Two series production HTT-40s are already flying with ‘Category B’ (second-hand use) TPE331-12B engines that powered the prototype aircraft. HAL’s new manufacturing facility for the Honeywell aeroengine would help accelerate the HTT-40s delivery, the officials said.

In October 2025, Defence Minister Rajnath Singh had opened the LCA Mk1A and HTT-40 production lines at HAL’s Nasik facility to meet the air force’s fleet requirements. HAL facility can produce 20 HTT-40 a year in both Nasik and Bengaluru facilities.

The HTT-40 is a modern basic trainer aircraft with an air-conditioned cockpit, modern avionics, capability to refuel while the engines are still running (hot refuelling), and zero-zero ejection seats for safe ejection at low speeds and low heights for both the trainee and the trainer pilots.

The HAL-produced HTT-40 currently depends on 56% indigenous content and the state-run company targets to increase indigenisation by 60% gradually for major components and subsystems.
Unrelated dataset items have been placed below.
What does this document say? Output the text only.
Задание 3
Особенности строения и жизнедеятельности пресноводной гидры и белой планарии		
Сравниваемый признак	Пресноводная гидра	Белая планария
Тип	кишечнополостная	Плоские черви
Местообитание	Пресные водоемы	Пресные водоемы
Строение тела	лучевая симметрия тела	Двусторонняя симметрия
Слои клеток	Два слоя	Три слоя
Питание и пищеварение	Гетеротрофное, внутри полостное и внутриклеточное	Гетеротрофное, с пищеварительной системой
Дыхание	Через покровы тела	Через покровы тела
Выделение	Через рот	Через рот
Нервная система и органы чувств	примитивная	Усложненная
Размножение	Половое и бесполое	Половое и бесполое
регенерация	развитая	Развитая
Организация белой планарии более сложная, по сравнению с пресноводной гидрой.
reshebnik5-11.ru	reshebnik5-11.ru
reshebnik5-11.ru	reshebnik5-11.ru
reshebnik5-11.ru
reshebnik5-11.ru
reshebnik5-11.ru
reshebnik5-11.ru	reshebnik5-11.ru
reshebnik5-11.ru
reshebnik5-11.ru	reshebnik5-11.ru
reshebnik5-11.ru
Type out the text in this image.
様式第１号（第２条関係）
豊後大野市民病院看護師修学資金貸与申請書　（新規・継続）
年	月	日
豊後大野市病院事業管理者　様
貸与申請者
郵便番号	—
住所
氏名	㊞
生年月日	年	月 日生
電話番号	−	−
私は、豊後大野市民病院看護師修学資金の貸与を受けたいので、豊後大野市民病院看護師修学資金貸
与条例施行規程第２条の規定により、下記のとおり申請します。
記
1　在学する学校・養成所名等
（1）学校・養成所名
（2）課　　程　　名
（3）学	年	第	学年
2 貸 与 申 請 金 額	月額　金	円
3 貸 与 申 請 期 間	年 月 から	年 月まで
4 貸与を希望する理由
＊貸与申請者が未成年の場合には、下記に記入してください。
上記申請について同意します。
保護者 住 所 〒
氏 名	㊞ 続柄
The IAF currently uses the Swiss-origin Pilatus PC-7 MkII basic trainers for ab-initio or Stage I flight training for all pilots, be they from the fighter, transport, or helicopter streams.

For Stage-II training, the IAF fighter pilots go on to train on the Kiran Mk1A and for Stage-III, they train on British-origin Hawk Advanced Jet Trainers, before they graduate to fly supersonic fighters. The helicopter and transport pilots fly their respective platforms after their Stage-I training.

India originally planned to buy more PC-7 MkII trainers, but it was shelved in July 2019 after the Swiss firm Pilatus Aircraft Limited was suspended for doing business with the Ministry of Defence for a year over violating the integrity pact as part of the Rs 2,900-crore contract for supplying 75 basic trainers.

India began an investigation into Pilatus for alleged irregularities in its operations in India, and the plans for buying an additional 38 basic trainers as part of the original contract was scrapped.